Ross la guardò, era bellissima come la ricordava e le gravidanze non avevano scalfito per nulla il suo fisico che sembrava ancora quello di una ragazzina. Era più magra rispetto a quando vivevano assieme a Nampara, Demelza viveva una vita dura e difficile e probabilmente il cibo scarseggiava spesso nella realtà quotidiana che si era costruita.

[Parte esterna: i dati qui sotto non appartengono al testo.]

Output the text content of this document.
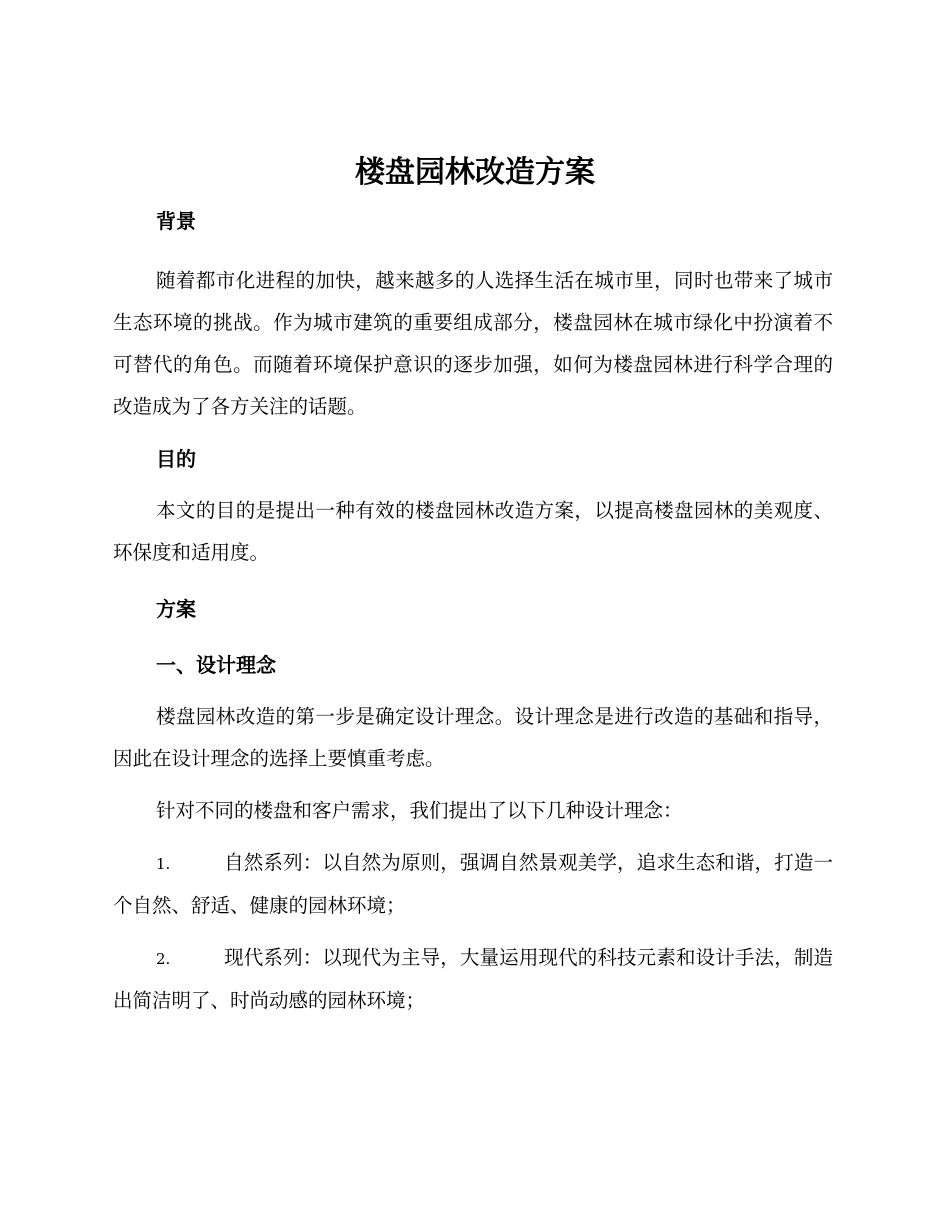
楼盘园林改造方案

背景

随着都市化进程的加快，越来越多的人选择生活在城市里，同时也带来了城市生态环境的挑战。作为城市建筑的重要组成部分，楼盘园林在城市绿化中扮演着不可替代的角色。而随着环境保护意识的逐步加强，如何为楼盘园林进行科学合理的改造成为了各方关注的话题。

目的

本文的目的是提出一种有效的楼盘园林改造方案，以提高楼盘园林的美观度、环保度和适用度。

方案

一、设计理念

楼盘园林改造的第一步是确定设计理念。设计理念是进行改造的基础和指导，因此在设计理念的选择上要慎重考虑。

针对不同的楼盘和客户需求，我们提出了以下几种设计理念：

1.	自然系列：以自然为原则，强调自然景观美学，追求生态和谐，打造一个自然、舒适、健康的园林环境；

2.	现代系列：以现代为主导，大量运用现代的科技元素和设计手法，制造出简洁明了、时尚动感的园林环境；
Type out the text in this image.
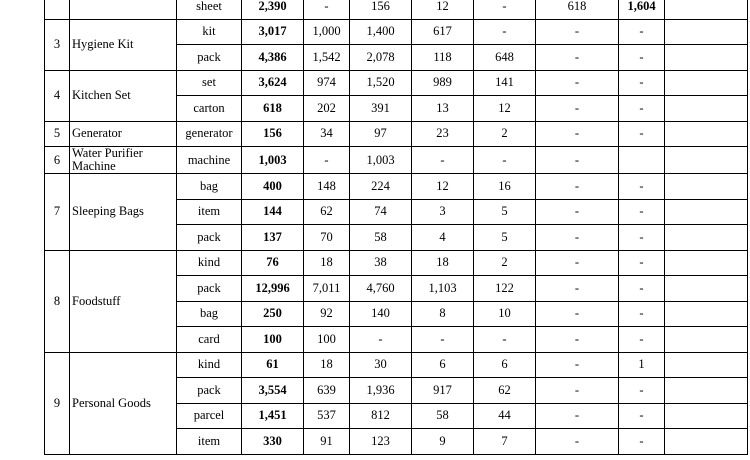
		sheet	2,390	-	156	12	-	618	1,604	
3	Hygiene Kit	kit	3,017	1,000	1,400	617	-	-	-	
		pack	4,386	1,542	2,078	118	648	-	-	
4	Kitchen Set	set	3,624	974	1,520	989	141	-	-	
		carton	618	202	391	13	12	-	-	
5	Generator	generator	156	34	97	23	2	-	-	
6	Water Purifier Machine	machine	1,003	-	1,003	-	-	-		
7	Sleeping Bags	bag	400	148	224	12	16	-	-	
		item	144	62	74	3	5	-	-	
		pack	137	70	58	4	5	-	-	
8	Foodstuff	kind	76	18	38	18	2	-	-	
		pack	12,996	7,011	4,760	1,103	122	-	-	
		bag	250	92	140	8	10	-	-	
		card	100	100	-	-	-	-	-	
9	Personal Goods	kind	61	18	30	6	6	-	1	
		pack	3,554	639	1,936	917	62	-	-	
		parcel	1,451	537	812	58	44	-	-	
		item	330	91	123	9	7	-	-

La guardò e capì che era sua, che era sempre stata sua e che lui era stato un grandissimo idiota a farla scappare lontano, insieme a un altro. Non poteva tornare indietro nel tempo per rifare tutto senza errori, dai suoi errori non poteva fare altro che imparare.

E forse quello era il primo passo...

La spinse delicatamente sulla paglia, si toccarono e accarezzarono senza fretta, guardandosi negli occhi come se avessero paura di perdersi. Non c'era più la rabbia e la foga di poco prima e il dolore aveva lasciato posto alla voglia di amarsi e riscoprirsi. Era strano, erano marito e moglie da anni ma si sentivano emozionati come se entrambi stessero vivendo la loro prima volta.

La baciò a lungo e con lei fece l'amore a lungo.

Non fu breve, non fu come poco prima...

Fuori la pioggia batteva incessantemente sulla campagna inglese ma a Ross non importava. A quella pioggia doveva tutto!

Per molti era fonte di preoccupazione ma a lui, a loro, aveva donato un attimo di vero amore.